Can we have this in julia as well? Given people are routinely working with large arrays (and adoption in numpy) this will likely be useful at least as an option. I did some experiments and they indicate that manually constructing arrays from memory that was madvise'd for hugepage shows good improvement:

timings

julia +release -t 1 copyadd_hugepage.jl 
... precomps
  0.043465 seconds (3 allocations: 76.294 MiB) # pure julia
  0.043485 seconds (3 allocations: 76.294 MiB) # malloc
  0.021253 seconds (3 allocations: 76.294 MiB) # malloc + madivse(MADV_HUGEPAGE)

source

import Mmap: MADV_HUGEPAGE

function malloc_hugepage_vector_allocator(nels; hugepage=true)
    nbytes = (nels * 8)
    mlcd = @ccall pvalloc(nbytes::Csize_t)::Ptr{Cvoid} # depreceated pvalloc
    if hugepage
            success = @ccall madvise(mlcd :: Ptr{Cvoid}, nbytes :: Csize_t, MADV_HUGEPAGE :: Cint)  :: Cint
            @assert iszero(success)
    end
    arr_cons = @ccall jl_ptr_to_array_1d(
        Vector{Float64}::Any,
        mlcd::Ptr{Cvoid},
        nels::Csize_t,
        1::Cint # 1 triggers gc
    ) :: Vector{Float64}
    return arr_cons
end

function copyadd_jl(arr)
    arr1 = Vector{Float64}(undef, length(arr))
    arr1 .= arr
    return sum(arr)
end

function copyadd_hugepage(arr; hugepage=true)
    arr1 = malloc_hugepage_vector_allocator(length(arr); hugepage)
    arr1 .= arr
    return sum(arr)
end

GC.enable(false)
arr_test = ones(10_000_000)

@time copyadd_jl(arr_test)
@time copyadd_hugepage(arr_test; hugepage=false)
@time copyadd_hugepage(arr_test; hugepage=true)

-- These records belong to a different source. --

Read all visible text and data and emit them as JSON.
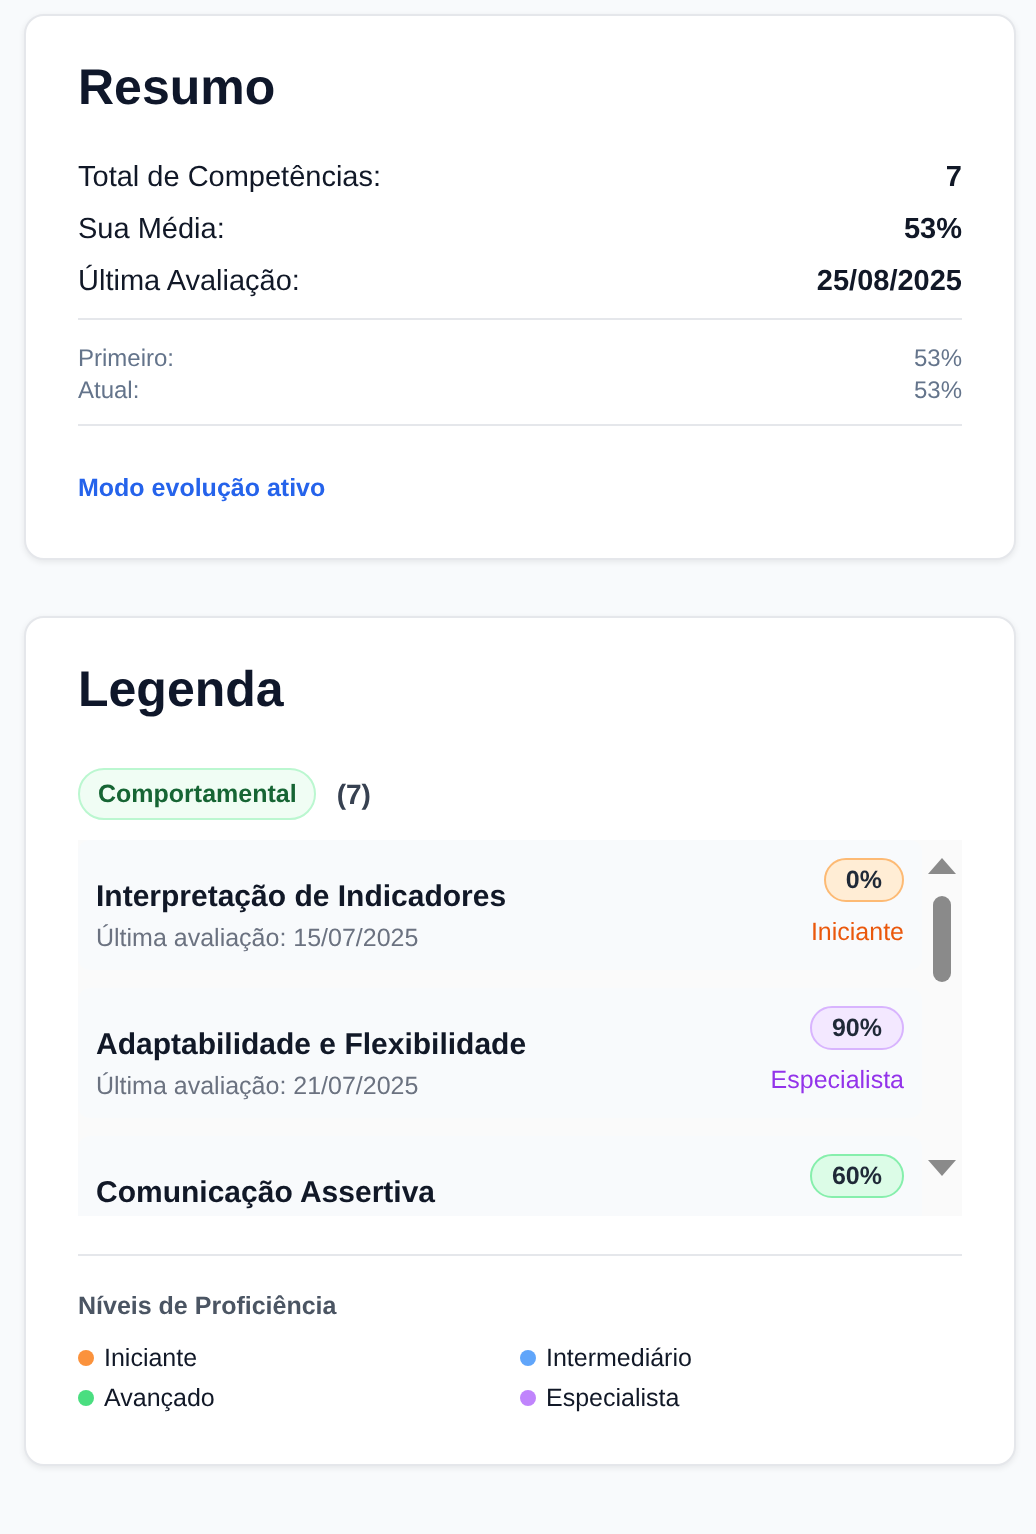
{
  "summary": {
    "title": "Resumo",
    "stats": [
      {
        "label": "Total de Competências:",
        "value": "7"
      },
      {
        "label": "Sua Média:",
        "value": "53%"
      },
      {
        "label": "Última Avaliação:",
        "value": "25/08/2025"
      }
    ],
    "evolution": [
      {
        "label": "Primeiro:",
        "value": "53%"
      },
      {
        "label": "Atual:",
        "value": "53%"
      }
    ],
    "mode_link": "Modo evolução ativo"
  },
  "legend": {
    "title": "Legenda",
    "category": {
      "label": "Comportamental",
      "count": "(7)"
    },
    "items": [
      {
        "name": "Interpretação de Indicadores",
        "date": "Última avaliação: 15/07/2025",
        "percent": "0%",
        "kind": "iniciante",
        "level_label": "Iniciante"
      },
      {
        "name": "Adaptabilidade e Flexibilidade",
        "date": "Última avaliação: 21/07/2025",
        "percent": "90%",
        "kind": "especialista",
        "level_label": "Especialista"
      },
      {
        "name": "Comunicação Assertiva",
        "percent": "60%",
        "kind": "avancado"
      }
    ],
    "levels_title": "Níveis de Proficiência",
    "levels": [
      {
        "label": "Iniciante",
        "color": "#fb923c"
      },
      {
        "label": "Intermediário",
        "color": "#60a5fa"
      },
      {
        "label": "Avançado",
        "color": "#4ade80"
      },
      {
        "label": "Especialista",
        "color": "#c084fc"
      }
    ]
  }
}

@time copyadd_jl(arr_test)
@time copyadd_hugepage(arr_test; hugepage=false)
@time copyadd_hugepage(arr_test; hugepage=true)

system

julia> versioninfo()
Julia Version 1.11.1
Commit 8f5b7ca12ad (2024-10-16 10:53 UTC)
Build Info:
  Official https://julialang.org/ release
Platform Info:
  OS: Linux (x86_64-linux-gnu)
  CPU: 4 × INTEL(R) XEON(R) GOLD 6548N
  WORD_SIZE: 64
  LLVM: libLLVM-16.0.6 (ORCJIT, icelake-server)
Threads: 1 default, 0 interactive, 1 GC (on 4 virtual cores)
d-netto commented 2 weeks ago

While there may be some performance wins from fewer TLB accesses and alike by using huge pages, the cost is the potential of increasing fragmentation for some workloads.

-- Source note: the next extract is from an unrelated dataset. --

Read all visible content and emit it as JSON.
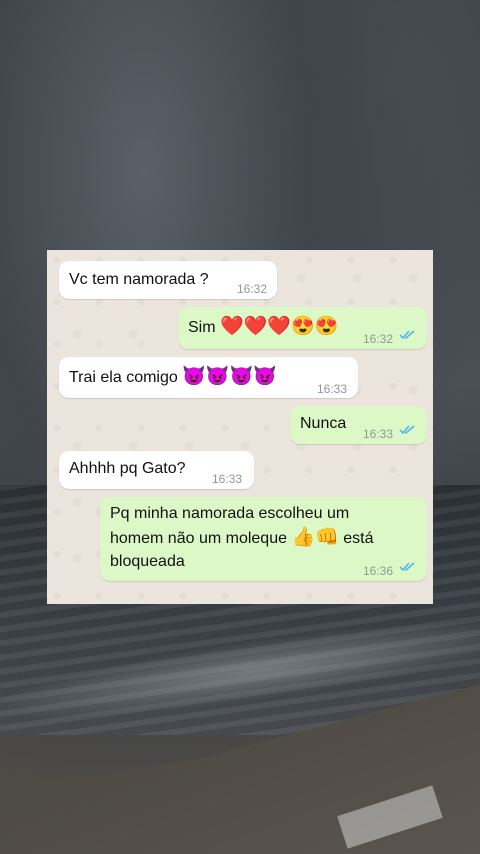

We actually went to the point of passing MADV_NOHUGEPAGE in a few places in our Julia fork at RelationalAI to avoid this: https://github.com/RelationalAI/julia/commit/2fbcf5ad301f04b1489ac3f62fa1c7447d184cf0.

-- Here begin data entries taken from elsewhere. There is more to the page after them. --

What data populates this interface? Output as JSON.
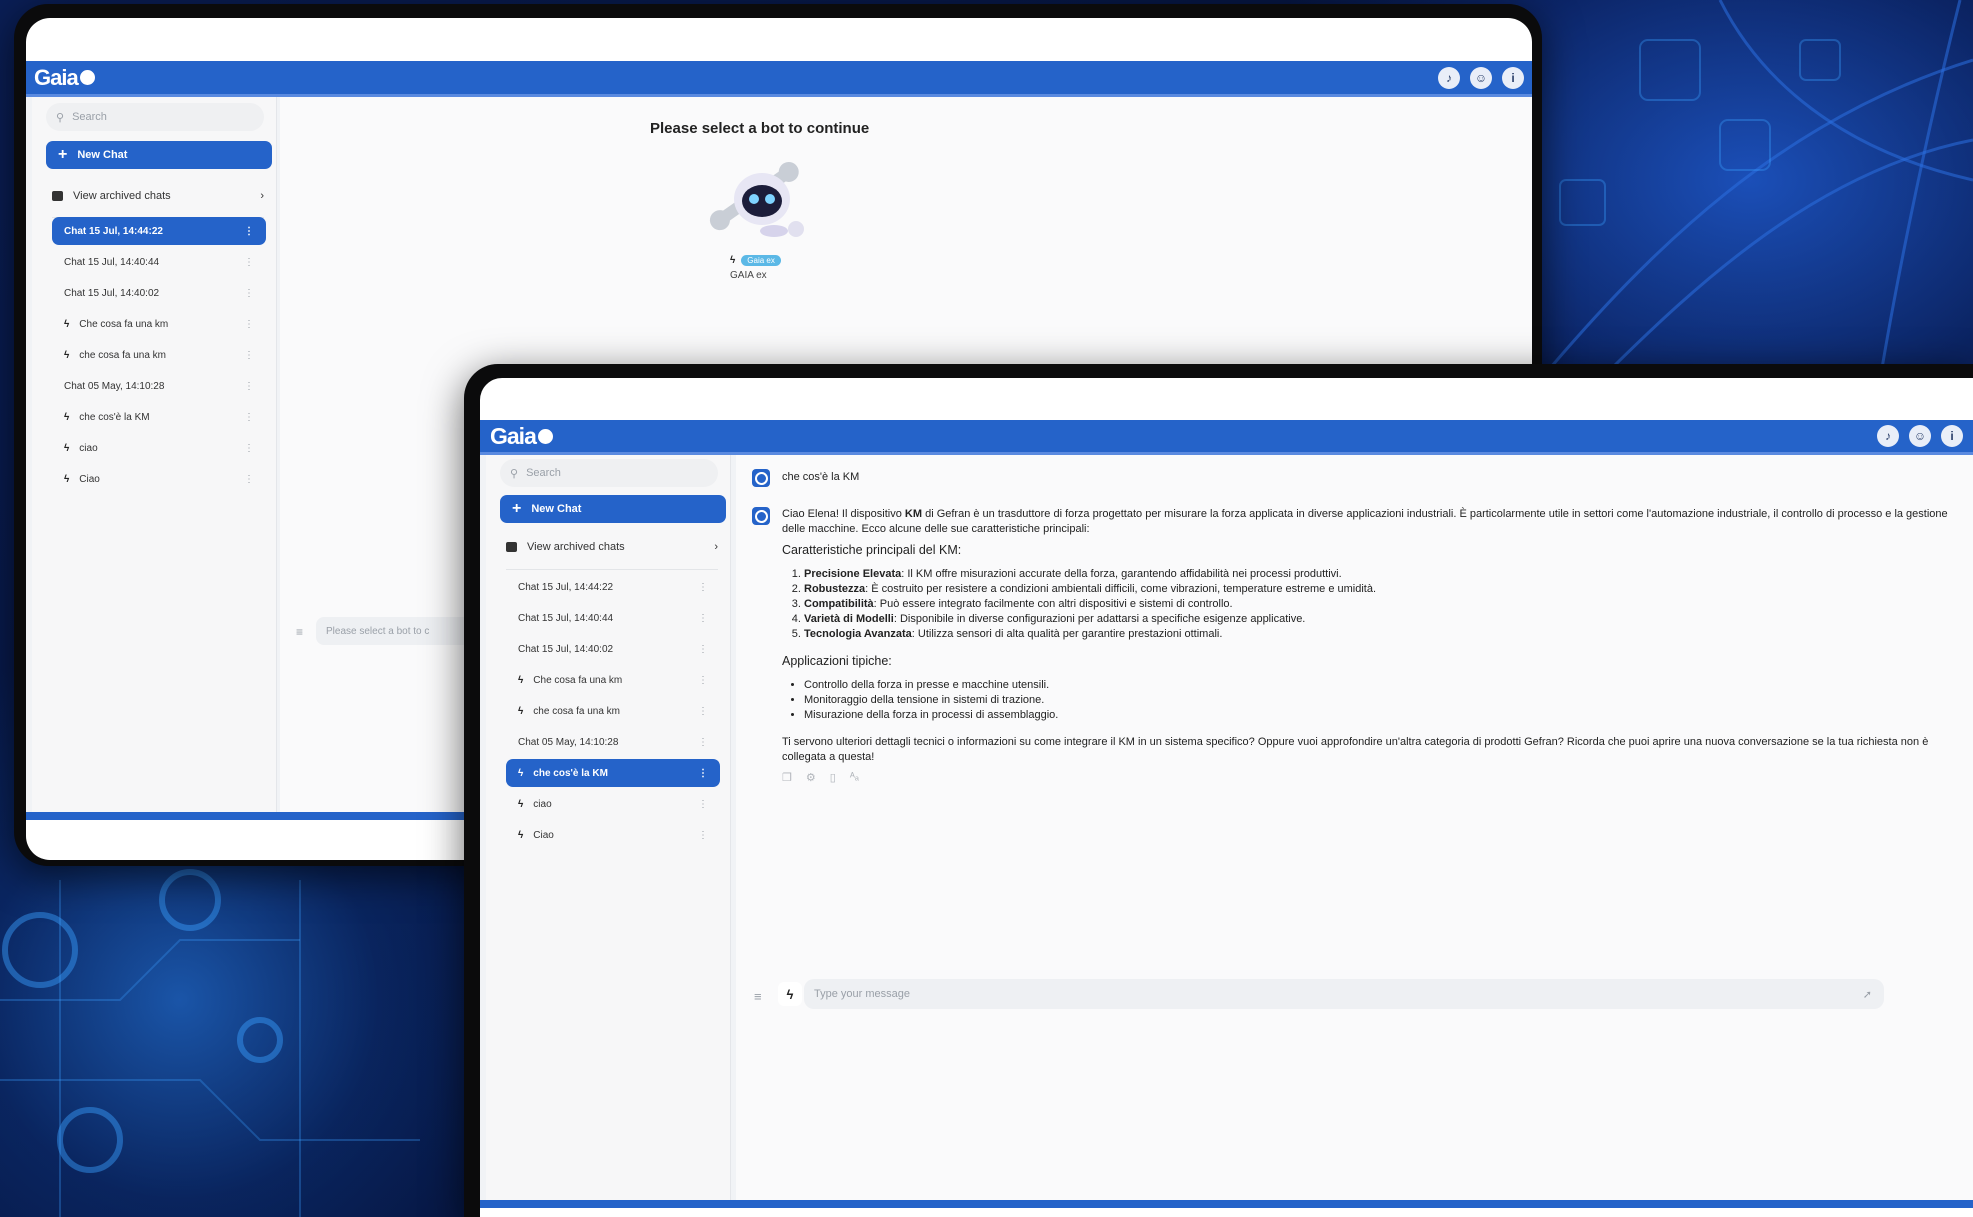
{
  "brand": {
    "logo": "Gaia",
    "accent": "#2563c9",
    "background": "#06163f"
  },
  "top_icons": [
    "bell-icon",
    "account-icon",
    "info-icon"
  ],
  "back_window": {
    "search_placeholder": "Search",
    "new_chat_label": "New Chat",
    "archived_label": "View archived chats",
    "chats": [
      {
        "label": "Chat 15 Jul, 14:44:22",
        "bolt": false,
        "active": true
      },
      {
        "label": "Chat 15 Jul, 14:40:44",
        "bolt": false,
        "active": false
      },
      {
        "label": "Chat 15 Jul, 14:40:02",
        "bolt": false,
        "active": false
      },
      {
        "label": "Che cosa fa una km",
        "bolt": true,
        "active": false
      },
      {
        "label": "che cosa fa una km",
        "bolt": true,
        "active": false
      },
      {
        "label": "Chat 05 May, 14:10:28",
        "bolt": false,
        "active": false
      },
      {
        "label": "che cos'è la KM",
        "bolt": true,
        "active": false
      },
      {
        "label": "ciao",
        "bolt": true,
        "active": false
      },
      {
        "label": "Ciao",
        "bolt": true,
        "active": false
      }
    ],
    "select_title": "Please select a bot to continue",
    "bot_badge": "Gaia ex",
    "bot_name": "GAIA ex",
    "input_placeholder": "Please select a bot to c"
  },
  "front_window": {
    "search_placeholder": "Search",
    "new_chat_label": "New Chat",
    "archived_label": "View archived chats",
    "chats": [
      {
        "label": "Chat 15 Jul, 14:44:22",
        "bolt": false,
        "active": false
      },
      {
        "label": "Chat 15 Jul, 14:40:44",
        "bolt": false,
        "active": false
      },
      {
        "label": "Chat 15 Jul, 14:40:02",
        "bolt": false,
        "active": false
      },
      {
        "label": "Che cosa fa una km",
        "bolt": true,
        "active": false
      },
      {
        "label": "che cosa fa una km",
        "bolt": true,
        "active": false
      },
      {
        "label": "Chat 05 May, 14:10:28",
        "bolt": false,
        "active": false
      },
      {
        "label": "che cos'è la KM",
        "bolt": true,
        "active": true
      },
      {
        "label": "ciao",
        "bolt": true,
        "active": false
      },
      {
        "label": "Ciao",
        "bolt": true,
        "active": false
      }
    ],
    "user_message": "che cos'è la KM",
    "answer": {
      "intro_parts": [
        "Ciao Elena! Il dispositivo ",
        "KM",
        " di Gefran è un trasduttore di forza progettato per misurare la forza applicata in diverse applicazioni industriali. È particolarmente utile in settori come l'automazione industriale, il controllo di processo e la gestione delle macchine. Ecco alcune delle sue caratteristiche principali:"
      ],
      "features_title": "Caratteristiche principali del KM:",
      "features": [
        {
          "term": "Precisione Elevata",
          "text": ": Il KM offre misurazioni accurate della forza, garantendo affidabilità nei processi produttivi."
        },
        {
          "term": "Robustezza",
          "text": ": È costruito per resistere a condizioni ambientali difficili, come vibrazioni, temperature estreme e umidità."
        },
        {
          "term": "Compatibilità",
          "text": ": Può essere integrato facilmente con altri dispositivi e sistemi di controllo."
        },
        {
          "term": "Varietà di Modelli",
          "text": ": Disponibile in diverse configurazioni per adattarsi a specifiche esigenze applicative."
        },
        {
          "term": "Tecnologia Avanzata",
          "text": ": Utilizza sensori di alta qualità per garantire prestazioni ottimali."
        }
      ],
      "applications_title": "Applicazioni tipiche:",
      "applications": [
        "Controllo della forza in presse e macchine utensili.",
        "Monitoraggio della tensione in sistemi di trazione.",
        "Misurazione della forza in processi di assemblaggio."
      ],
      "closing": "Ti servono ulteriori dettagli tecnici o informazioni su come integrare il KM in un sistema specifico? Oppure vuoi approfondire un'altra categoria di prodotti Gefran? Ricorda che puoi aprire una nuova conversazione se la tua richiesta non è collegata a questa!"
    },
    "input_placeholder": "Type your message"
  }
}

artemsolod commented 2 weeks ago

While there may be some performance wins from fewer TLB accesses and alike by using huge pages, the cost is the potential of increasing fragmentation for some workloads.

Can this be circumvented somewhat by ensuring to only madvise(_, _, MADV_HUGEPAGE) when the memory requested is known to be large?